Honorine Pegdwendé Sawadogo est actuellement attachée de recherche à l’Institut des Sciences des Sociétés du Centre National de Recherche Scientifique et Technologique (INSS/CNRST) du Burkina Faso. Elle est docteure en sociologie (PhD), avec une thèse soutenue en février 2020 à l’Université Laval (FSS). Son sujet de thèse a porté sur « les logiques sociales de la pratique de la mendicité par des mères de jumeaux dans la ville de Ouagadougou ». Elle s’intéresse aux problématiques de l’exclusion et de la pauvreté féminine, des stratégies de survie et de l’autonomisation des femmes en milieu urbain. Aussi, son axe de recherche porte-t-il sur « genre, éducation et mutations sociales ».

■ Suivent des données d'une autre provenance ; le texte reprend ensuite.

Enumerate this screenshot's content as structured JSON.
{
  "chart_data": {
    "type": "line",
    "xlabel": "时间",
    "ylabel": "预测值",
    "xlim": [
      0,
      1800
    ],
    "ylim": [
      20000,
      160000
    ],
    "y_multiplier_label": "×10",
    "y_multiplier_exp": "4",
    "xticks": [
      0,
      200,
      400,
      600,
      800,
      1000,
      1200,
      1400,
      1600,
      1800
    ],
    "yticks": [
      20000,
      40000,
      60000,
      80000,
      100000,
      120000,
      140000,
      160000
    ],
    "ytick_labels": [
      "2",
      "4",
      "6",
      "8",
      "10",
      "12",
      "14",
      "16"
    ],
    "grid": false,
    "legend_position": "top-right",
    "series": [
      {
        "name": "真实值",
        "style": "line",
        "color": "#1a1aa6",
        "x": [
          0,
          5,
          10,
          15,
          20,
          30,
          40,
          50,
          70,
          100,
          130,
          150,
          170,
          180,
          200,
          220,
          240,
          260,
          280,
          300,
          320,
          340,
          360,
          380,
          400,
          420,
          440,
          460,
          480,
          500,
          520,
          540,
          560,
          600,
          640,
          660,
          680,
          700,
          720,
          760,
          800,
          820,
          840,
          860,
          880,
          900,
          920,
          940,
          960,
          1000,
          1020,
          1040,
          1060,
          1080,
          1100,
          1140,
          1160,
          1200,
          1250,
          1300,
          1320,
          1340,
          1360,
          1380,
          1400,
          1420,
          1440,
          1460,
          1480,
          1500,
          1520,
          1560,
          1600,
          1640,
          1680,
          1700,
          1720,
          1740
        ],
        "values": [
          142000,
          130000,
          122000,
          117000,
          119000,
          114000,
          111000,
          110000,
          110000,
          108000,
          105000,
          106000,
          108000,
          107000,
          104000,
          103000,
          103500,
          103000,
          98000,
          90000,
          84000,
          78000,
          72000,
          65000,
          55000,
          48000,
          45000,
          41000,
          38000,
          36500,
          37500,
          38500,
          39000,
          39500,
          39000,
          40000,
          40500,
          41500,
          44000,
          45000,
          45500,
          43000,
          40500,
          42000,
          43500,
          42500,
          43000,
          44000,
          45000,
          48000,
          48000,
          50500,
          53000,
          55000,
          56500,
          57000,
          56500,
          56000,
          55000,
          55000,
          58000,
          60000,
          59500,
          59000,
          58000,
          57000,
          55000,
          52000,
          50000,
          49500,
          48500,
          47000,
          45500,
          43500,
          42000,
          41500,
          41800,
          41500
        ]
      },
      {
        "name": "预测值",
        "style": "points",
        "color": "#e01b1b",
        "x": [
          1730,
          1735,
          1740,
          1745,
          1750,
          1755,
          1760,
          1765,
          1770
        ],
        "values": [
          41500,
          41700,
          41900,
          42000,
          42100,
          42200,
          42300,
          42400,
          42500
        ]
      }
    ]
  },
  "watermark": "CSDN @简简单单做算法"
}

Mise en contexte et spécificité de la recherche qualitative

De plus en plus, on constate un regain d’intérêt pour l’approche qualitative. Celle-ci se caractérise par l’organisation d’entretiens approfondis, des observations ou des entretiens de groupe, permettant d’atteindre une connaissance émique[1] et étique[2] de la réalité étudiée. Le choix de la méthode dépend de la question de recherche. Si la question de recherche est pertinente mais que la méthode pour y répondre est inadaptée ou mal conduite, on aboutit à des résultats insatisfaisants. L’approche qualitative permet d’explorer les émotions, les sentiments ainsi que l’expérience personnelle des individus concernés, contribuant ainsi à une meilleure compréhension des interactions entre les sujets et partant du fonctionnement des sociétés.

Importance de l’approche qualitative dans la recherche

Dans le Dictionnaire des méthodes qualitatives en sciences humaines et sociales, Mucchielli avançait que :

L’important, désormais, en sciences humaines et sociales n’est plus uniquement de « valider » l’approche qualitative, ses critères de certification, son éthique, son paradigme de référence, les théories inductives trouvées… (car tout cela est largement établi), mais de participer à l’accumulation des connaissances dans ce domaine et d’accélérer le transfert de ces connaissances dans la société. (1996 : 5)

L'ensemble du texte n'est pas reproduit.